Law Firms Continue March On Stock Market As Taylor Rose MW Explores Float
Top 60 UK law firm Taylor Rose MW is eyeing a 2022 float, its boss says, as an “arms race” continues in the legal sector.
An initial public offering is “an active consideration” for the firm, chief executive Adrian Jaggard told Financial News.
“We are actively looking at third-party investment to continue our growth journey,” he said. “To continue that journey, or to do it justice, we are looking at our options in terms of investment. The obvious is debt or equity, both are under consideration at the moment and that includes an IPO.”
Jaggard said the firm was looking for investment within the next 12 months, and said it was a “possibility” that the firm could be publicly traded by this time next year.
Taylor Rose is being advised by broker Arden Partners, which acted on the float of law firm Ince in 2017. It is also working with financial public relations agency SEC Newgate, which boasts of its “award-winning capital markets team” on its website.
Consumer law firm Taylor Rose snapped up struggling rival McMillan Williams in May 2020 in a pre-pack administration deal.
Jaggard said the firm generated revenue of £70m and earnings before interest, taxes, depreciation, and amortisation “north of £8m” in the year ended 30 September.
That revenue figure would have put the firm within the top 60 largest law firms in the UK last year, according to The Lawyer magazine’s rankings for 2019-20.

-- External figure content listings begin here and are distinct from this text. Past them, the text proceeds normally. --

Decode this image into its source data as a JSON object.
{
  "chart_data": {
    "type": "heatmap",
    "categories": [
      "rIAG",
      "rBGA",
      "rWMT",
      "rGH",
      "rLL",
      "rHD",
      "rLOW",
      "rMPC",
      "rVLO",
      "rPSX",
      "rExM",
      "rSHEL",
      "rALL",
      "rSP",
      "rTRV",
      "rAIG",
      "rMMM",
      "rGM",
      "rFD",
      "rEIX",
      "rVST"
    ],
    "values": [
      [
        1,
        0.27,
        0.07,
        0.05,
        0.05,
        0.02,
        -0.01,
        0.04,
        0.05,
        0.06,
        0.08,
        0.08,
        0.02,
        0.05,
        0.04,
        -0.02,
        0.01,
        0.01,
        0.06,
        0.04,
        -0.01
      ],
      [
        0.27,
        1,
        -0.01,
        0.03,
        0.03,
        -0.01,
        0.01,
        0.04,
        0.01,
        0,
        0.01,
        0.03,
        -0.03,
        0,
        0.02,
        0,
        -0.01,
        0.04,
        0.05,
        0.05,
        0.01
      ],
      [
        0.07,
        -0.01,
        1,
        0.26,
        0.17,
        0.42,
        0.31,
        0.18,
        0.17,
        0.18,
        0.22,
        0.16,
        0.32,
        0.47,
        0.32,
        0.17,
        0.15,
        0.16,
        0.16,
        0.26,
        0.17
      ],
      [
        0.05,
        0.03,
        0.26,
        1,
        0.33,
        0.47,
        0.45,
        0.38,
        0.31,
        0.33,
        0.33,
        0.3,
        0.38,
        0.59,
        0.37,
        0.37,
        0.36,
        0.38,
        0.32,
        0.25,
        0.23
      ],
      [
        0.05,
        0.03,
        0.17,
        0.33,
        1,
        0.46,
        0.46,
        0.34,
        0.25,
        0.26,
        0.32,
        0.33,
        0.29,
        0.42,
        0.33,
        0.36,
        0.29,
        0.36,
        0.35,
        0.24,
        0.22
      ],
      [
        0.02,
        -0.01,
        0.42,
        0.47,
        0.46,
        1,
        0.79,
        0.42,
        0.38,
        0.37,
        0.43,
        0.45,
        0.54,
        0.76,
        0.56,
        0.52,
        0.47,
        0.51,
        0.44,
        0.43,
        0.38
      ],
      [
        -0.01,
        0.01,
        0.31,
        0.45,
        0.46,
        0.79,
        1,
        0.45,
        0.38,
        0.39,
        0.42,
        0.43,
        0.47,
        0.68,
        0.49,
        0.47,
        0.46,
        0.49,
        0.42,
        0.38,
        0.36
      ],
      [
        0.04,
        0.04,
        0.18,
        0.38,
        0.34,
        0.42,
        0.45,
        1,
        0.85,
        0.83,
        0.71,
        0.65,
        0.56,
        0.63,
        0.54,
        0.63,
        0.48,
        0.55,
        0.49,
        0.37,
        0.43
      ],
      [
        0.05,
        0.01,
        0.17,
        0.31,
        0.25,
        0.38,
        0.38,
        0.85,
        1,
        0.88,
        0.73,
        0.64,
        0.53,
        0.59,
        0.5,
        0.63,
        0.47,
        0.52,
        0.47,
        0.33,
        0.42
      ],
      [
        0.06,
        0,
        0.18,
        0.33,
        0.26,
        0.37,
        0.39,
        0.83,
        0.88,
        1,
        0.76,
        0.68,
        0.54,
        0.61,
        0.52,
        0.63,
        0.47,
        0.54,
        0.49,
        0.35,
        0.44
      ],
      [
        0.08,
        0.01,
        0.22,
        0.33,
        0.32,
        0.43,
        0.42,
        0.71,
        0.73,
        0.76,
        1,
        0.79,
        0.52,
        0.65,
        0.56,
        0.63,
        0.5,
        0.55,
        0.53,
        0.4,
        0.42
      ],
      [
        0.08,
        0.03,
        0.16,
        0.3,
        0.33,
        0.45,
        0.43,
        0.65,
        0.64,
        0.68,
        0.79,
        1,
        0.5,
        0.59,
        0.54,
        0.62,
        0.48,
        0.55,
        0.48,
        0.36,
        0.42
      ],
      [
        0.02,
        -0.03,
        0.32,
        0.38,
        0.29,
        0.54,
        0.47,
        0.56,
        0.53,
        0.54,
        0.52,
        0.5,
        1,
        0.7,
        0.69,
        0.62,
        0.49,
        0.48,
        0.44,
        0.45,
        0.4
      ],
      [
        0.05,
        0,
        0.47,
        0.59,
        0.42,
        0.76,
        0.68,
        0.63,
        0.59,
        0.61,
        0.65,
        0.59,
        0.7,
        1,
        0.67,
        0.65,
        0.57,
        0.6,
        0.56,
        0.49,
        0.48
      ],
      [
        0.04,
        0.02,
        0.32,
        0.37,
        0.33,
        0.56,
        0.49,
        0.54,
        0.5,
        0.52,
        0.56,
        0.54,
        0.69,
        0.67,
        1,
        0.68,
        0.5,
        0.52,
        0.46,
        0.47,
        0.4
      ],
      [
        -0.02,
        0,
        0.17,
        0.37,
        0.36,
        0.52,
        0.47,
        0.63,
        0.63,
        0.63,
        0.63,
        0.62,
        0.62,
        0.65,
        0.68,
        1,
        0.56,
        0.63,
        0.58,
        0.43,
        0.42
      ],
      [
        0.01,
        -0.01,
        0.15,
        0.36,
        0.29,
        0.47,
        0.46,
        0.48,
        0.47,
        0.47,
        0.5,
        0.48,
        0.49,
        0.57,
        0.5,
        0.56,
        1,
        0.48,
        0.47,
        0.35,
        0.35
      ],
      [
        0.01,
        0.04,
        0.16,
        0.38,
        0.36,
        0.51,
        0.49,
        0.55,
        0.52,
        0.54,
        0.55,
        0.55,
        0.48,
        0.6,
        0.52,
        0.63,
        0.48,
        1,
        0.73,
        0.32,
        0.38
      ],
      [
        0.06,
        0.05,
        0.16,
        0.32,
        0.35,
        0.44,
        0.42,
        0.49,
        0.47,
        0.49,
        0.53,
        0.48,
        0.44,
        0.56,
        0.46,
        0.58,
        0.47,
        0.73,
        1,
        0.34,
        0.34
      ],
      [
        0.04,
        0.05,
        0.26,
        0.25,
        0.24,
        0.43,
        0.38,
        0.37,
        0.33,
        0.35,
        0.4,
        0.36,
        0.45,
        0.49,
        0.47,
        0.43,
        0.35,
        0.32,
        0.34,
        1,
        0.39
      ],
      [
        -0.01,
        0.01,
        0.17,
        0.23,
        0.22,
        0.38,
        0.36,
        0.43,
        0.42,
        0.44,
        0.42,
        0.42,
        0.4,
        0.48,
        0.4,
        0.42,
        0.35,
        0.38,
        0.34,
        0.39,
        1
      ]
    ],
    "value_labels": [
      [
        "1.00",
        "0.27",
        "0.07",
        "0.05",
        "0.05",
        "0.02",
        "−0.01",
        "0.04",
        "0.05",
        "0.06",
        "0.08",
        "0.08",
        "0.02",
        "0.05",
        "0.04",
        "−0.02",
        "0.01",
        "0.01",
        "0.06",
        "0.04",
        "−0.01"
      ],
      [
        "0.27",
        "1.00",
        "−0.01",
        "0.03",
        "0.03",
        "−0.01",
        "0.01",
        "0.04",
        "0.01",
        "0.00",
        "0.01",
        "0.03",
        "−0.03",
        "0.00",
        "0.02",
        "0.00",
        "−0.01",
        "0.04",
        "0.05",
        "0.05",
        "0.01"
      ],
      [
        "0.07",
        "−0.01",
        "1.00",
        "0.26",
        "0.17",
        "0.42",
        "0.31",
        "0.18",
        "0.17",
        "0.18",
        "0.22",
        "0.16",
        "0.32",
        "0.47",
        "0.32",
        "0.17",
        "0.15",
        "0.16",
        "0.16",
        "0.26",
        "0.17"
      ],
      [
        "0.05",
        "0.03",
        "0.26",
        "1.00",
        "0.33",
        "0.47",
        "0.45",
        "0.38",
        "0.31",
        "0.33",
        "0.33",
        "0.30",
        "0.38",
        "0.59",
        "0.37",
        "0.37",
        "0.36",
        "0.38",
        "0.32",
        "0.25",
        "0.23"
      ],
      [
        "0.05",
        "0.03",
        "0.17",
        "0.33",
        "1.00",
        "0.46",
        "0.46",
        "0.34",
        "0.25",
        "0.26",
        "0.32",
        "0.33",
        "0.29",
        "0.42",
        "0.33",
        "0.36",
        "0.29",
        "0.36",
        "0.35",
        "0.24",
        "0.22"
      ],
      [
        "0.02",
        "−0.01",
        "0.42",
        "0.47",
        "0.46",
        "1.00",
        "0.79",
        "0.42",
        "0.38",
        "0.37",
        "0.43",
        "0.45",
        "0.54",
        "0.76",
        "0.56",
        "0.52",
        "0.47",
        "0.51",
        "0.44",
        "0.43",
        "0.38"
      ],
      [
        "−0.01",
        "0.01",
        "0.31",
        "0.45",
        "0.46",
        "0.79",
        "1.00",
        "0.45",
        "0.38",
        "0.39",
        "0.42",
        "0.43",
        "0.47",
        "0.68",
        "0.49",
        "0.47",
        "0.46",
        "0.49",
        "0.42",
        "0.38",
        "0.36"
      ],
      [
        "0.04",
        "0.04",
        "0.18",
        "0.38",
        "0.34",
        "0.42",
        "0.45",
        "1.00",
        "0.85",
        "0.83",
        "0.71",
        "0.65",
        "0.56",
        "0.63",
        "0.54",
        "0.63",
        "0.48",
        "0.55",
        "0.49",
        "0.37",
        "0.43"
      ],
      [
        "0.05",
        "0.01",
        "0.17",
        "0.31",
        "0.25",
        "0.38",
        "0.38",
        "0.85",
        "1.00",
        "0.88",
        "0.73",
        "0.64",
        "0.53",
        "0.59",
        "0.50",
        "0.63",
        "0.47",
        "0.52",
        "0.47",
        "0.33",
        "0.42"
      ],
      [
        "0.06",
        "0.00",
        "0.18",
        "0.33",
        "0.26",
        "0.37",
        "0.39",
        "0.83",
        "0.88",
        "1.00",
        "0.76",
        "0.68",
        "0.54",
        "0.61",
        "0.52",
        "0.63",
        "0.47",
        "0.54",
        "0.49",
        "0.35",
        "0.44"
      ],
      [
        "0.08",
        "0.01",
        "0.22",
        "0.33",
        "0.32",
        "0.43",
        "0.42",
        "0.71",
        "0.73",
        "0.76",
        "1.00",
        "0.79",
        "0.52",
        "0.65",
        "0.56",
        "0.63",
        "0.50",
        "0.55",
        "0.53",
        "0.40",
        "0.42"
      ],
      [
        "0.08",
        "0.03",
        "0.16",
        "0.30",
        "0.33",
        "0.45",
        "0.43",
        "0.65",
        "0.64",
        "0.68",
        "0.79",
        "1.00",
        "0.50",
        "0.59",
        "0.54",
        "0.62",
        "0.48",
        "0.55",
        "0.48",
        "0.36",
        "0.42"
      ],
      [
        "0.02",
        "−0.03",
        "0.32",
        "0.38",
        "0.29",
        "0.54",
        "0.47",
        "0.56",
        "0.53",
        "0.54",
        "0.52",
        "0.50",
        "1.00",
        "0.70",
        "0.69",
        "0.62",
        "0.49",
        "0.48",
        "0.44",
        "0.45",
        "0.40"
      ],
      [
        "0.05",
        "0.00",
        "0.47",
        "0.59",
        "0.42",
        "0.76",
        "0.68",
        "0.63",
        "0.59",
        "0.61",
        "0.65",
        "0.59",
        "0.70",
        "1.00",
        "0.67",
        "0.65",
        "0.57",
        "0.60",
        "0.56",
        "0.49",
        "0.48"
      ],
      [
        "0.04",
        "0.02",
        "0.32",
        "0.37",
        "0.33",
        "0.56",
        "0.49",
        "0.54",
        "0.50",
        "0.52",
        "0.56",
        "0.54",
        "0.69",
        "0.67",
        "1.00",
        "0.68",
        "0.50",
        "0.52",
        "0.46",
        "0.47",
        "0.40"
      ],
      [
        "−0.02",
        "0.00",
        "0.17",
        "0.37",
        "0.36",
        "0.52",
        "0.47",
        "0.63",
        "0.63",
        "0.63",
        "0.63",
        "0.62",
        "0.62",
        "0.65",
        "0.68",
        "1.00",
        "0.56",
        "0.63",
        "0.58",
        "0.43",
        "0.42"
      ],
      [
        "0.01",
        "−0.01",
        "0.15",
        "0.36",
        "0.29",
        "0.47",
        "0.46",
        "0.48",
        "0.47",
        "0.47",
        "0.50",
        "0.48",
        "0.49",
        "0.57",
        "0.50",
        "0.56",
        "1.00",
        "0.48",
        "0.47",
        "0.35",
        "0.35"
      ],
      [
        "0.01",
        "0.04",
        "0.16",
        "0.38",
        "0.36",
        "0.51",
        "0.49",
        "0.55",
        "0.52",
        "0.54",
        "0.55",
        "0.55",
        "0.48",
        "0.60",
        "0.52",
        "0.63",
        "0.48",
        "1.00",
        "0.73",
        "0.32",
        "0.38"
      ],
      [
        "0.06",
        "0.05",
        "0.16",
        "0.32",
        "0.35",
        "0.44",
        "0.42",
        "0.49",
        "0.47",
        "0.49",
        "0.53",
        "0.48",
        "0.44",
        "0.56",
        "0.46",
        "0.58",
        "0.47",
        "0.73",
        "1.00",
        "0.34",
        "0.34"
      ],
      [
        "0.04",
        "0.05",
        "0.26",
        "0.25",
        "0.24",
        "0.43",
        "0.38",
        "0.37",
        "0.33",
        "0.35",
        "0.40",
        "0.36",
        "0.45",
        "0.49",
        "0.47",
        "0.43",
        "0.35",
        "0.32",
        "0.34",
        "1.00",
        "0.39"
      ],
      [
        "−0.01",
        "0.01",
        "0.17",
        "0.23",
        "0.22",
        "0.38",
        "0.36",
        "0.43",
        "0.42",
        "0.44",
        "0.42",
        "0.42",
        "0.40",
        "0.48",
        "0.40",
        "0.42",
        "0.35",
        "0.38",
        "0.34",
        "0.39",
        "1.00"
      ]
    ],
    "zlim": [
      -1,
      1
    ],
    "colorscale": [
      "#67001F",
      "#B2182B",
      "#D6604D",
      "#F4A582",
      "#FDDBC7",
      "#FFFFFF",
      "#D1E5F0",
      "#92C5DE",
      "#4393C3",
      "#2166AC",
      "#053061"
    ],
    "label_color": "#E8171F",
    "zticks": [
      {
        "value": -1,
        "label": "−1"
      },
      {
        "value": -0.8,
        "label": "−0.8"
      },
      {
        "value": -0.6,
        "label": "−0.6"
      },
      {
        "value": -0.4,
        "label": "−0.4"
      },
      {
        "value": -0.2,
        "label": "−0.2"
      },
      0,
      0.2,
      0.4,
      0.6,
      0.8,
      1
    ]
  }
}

The firm has around 500 employees and 350 fee-earning consultants, a spokesperson said.
Its consultants are self-employed lawyers who retain an average of 70% of their billings, with the remainder taken by the firm. The firm said its consultants division had more than doubled its headcount in the last year and was increasing that number by 15-20 lawyers per month.
The move comes as law firms across the City eye up going public in a bid to expand in a fiercely competitive market. Up to a third of law firms are considering floating in the next 12-18 months, according to a recent survey from litigation funder Harbour.
London litigation powerhouse Mishcon de Reya said in April that it had appointed JPMorgan to advise on a float that could value the firm at up to £750m.
Personal injury firm Irwin Mitchell is also working on a listing with Rothschild, according to Sky News, that could value the firm at £500m.
A spokesperson for Irwin Mitchell said: “We have taken no decision to introduce external investment and our balance sheet remains strong.”
The listed legal model in England is still a nascent one, with Birmingham-headquartered firm Gateley’s 2015 float the first in the sector after the Legal Services Act 2007 allowed non-lawyer ownership of law firms in England and Wales for the first time.
Keystone, Knights, Rosenblatt, Ince and DWF have all since floated in London.
Jaggard said part of the rationale for the firm seeking outside funding was to invest in technology.
“There is an arms race going on with technology and systems,” he said. “There is a lot of opportunity to improve efficiency, improve risk control and improve interfaces and communications with the clients.”
“When clients are dealing with their lawyer, they are not benchmarking us against other lawyers, they are benchmarking us against interfaces with banks, insurers and customer services from John Lewis. There is an opportunity for us as an industry to up our game there,” he added.
Jaggard said the firm was also looking to grow through mergers and acquisitions and said the firm was in “early stage talks with one or two firms”.